Left valve of the shell of /Ming, https://journals.uair.arizona.edu/index.php/radiocarbon/article/view/3222/pdf

The Deep Sea Clam of the North Atlantic takes around 100 years to reach the length of just one third of an inch.

The world’s largest clams weigh almost 500 pounds.

The saying, "Happy as a Clam" is short for "Happy as a Clam at High Tide," since they have no predators that attack during high tide and can roam around freely.

Once a giant clam picks a spot to live on a reef, it does not move for the rest of its life.

Clams feed on plankton by drawing in water containing food using an incurrent siphon. The food is then filtered out of the water by the gills and swept toward the mouth on a layer of mucus. The water is then expelled from the animal by an ex-current siphon.

Clams are considered non-kosher along with all other shellfish.

The clam shell has three layers.
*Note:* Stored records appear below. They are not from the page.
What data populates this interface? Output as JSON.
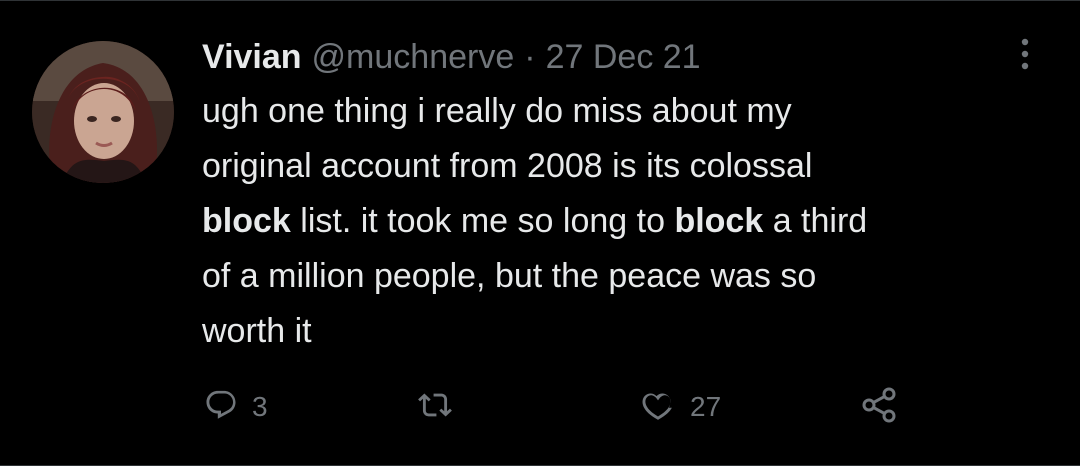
{
  "tweet": {
    "display_name": "Vivian",
    "handle": "@muchnerve",
    "separator": "·",
    "date": "27 Dec 21",
    "lines": [
      [
        {
          "t": "ugh one thing i really do miss about my",
          "b": false
        }
      ],
      [
        {
          "t": "original account from 2008 is its colossal",
          "b": false
        }
      ],
      [
        {
          "t": "block",
          "b": true
        },
        {
          "t": " list. it took me so long to ",
          "b": false
        },
        {
          "t": "block",
          "b": true
        },
        {
          "t": " a third",
          "b": false
        }
      ],
      [
        {
          "t": "of a million people, but the peace was so",
          "b": false
        }
      ],
      [
        {
          "t": "worth it",
          "b": false
        }
      ]
    ]
  },
  "actions": {
    "reply": {
      "icon": "reply-icon",
      "count": "3"
    },
    "retweet": {
      "icon": "retweet-icon",
      "count": ""
    },
    "like": {
      "icon": "heart-icon",
      "count": "27"
    },
    "share": {
      "icon": "share-icon",
      "count": ""
    }
  },
  "colors": {
    "background": "#000000",
    "text": "#e7e9ea",
    "secondary": "#71767b",
    "border": "#2f3336"
  }
}
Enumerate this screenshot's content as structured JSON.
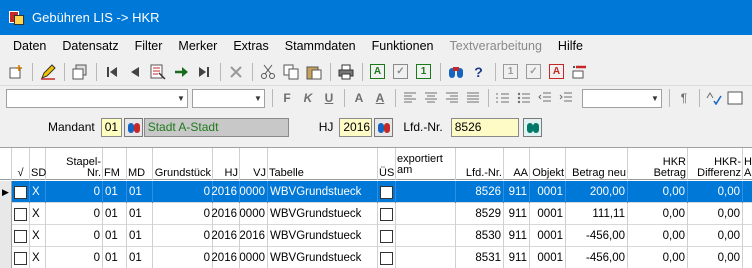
{
  "window": {
    "title": "Gebühren LIS -> HKR"
  },
  "menu": [
    "Daten",
    "Datensatz",
    "Filter",
    "Merker",
    "Extras",
    "Stammdaten",
    "Funktionen",
    "Textverarbeitung",
    "Hilfe"
  ],
  "menu_disabled": [
    "Textverarbeitung"
  ],
  "toolbar1": {
    "boxed_a_label": "A",
    "boxed_check_label": "✓",
    "boxed_one_label": "1",
    "binoc_q_label": "?",
    "dim_one_label": "1",
    "dim_check_label": "✓",
    "red_a_label": "A"
  },
  "toolbar2": {
    "bold": "F",
    "italic": "K",
    "underline": "U",
    "font_a1": "A",
    "font_a2": "A",
    "para": "¶"
  },
  "filter": {
    "mandant_label": "Mandant",
    "mandant_code": "01",
    "mandant_name": "Stadt A-Stadt",
    "hj_label": "HJ",
    "hj_value": "2016",
    "lfdnr_label": "Lfd.-Nr.",
    "lfdnr_value": "8526"
  },
  "grid": {
    "headers": {
      "check": "√",
      "sd": "SD",
      "stapel": "Stapel-\nNr.",
      "fm": "FM",
      "md": "MD",
      "grundstueck": "Grundstück",
      "hj": "HJ",
      "vj": "VJ",
      "tabelle": "Tabelle",
      "us": "ÜS",
      "exportiert": "exportiert\nam",
      "lfdnr": "Lfd.-Nr.",
      "aa": "AA",
      "objekt": "Objekt",
      "betrag_neu": "Betrag neu",
      "hkr_betrag": "HKR Betrag",
      "hkr_diff": "HKR-\nDifferenz",
      "extra": "H\nA"
    },
    "rows": [
      {
        "sd": "X",
        "stapel": "0",
        "fm": "01",
        "md": "01",
        "grundstueck": "0",
        "hj": "2016",
        "vj": "0000",
        "tabelle": "WBVGrundstueck",
        "lfdnr": "8526",
        "aa": "911",
        "objekt": "0001",
        "betrag_neu": "200,00",
        "hkr_betrag": "0,00",
        "hkr_diff": "0,00",
        "selected": true
      },
      {
        "sd": "X",
        "stapel": "0",
        "fm": "01",
        "md": "01",
        "grundstueck": "0",
        "hj": "2016",
        "vj": "0000",
        "tabelle": "WBVGrundstueck",
        "lfdnr": "8529",
        "aa": "911",
        "objekt": "0001",
        "betrag_neu": "111,11",
        "hkr_betrag": "0,00",
        "hkr_diff": "0,00",
        "selected": false
      },
      {
        "sd": "X",
        "stapel": "0",
        "fm": "01",
        "md": "01",
        "grundstueck": "0",
        "hj": "2016",
        "vj": "2016",
        "tabelle": "WBVGrundstueck",
        "lfdnr": "8530",
        "aa": "911",
        "objekt": "0001",
        "betrag_neu": "-456,00",
        "hkr_betrag": "0,00",
        "hkr_diff": "0,00",
        "selected": false
      },
      {
        "sd": "X",
        "stapel": "0",
        "fm": "01",
        "md": "01",
        "grundstueck": "0",
        "hj": "2016",
        "vj": "0000",
        "tabelle": "WBVGrundstueck",
        "lfdnr": "8531",
        "aa": "911",
        "objekt": "0001",
        "betrag_neu": "-456,00",
        "hkr_betrag": "0,00",
        "hkr_diff": "0,00",
        "selected": false
      }
    ]
  },
  "colors": {
    "titlebar": "#0078d7",
    "selection": "#0078d7",
    "mandant_bg": "#ffffc0",
    "mandant_name_bg": "#c8c8c8",
    "mandant_name_text": "#1f7a1f",
    "yellow_field": "#fffbc6"
  }
}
The top one is called mother-of-pearl because it is a coating of pearl material.

Sea silk is an extremely fine, rare, and valuable fabric made from the long silky filaments which are secreted by a gland in the foot of a clam (Pinna nobilis) to anchor itself to the ocean floor. The material has been used since ancient times by Greek, Roman and Chinese cultures.

Clams do not have any of the five senses - smell, taste, sight, hearing, and feeling.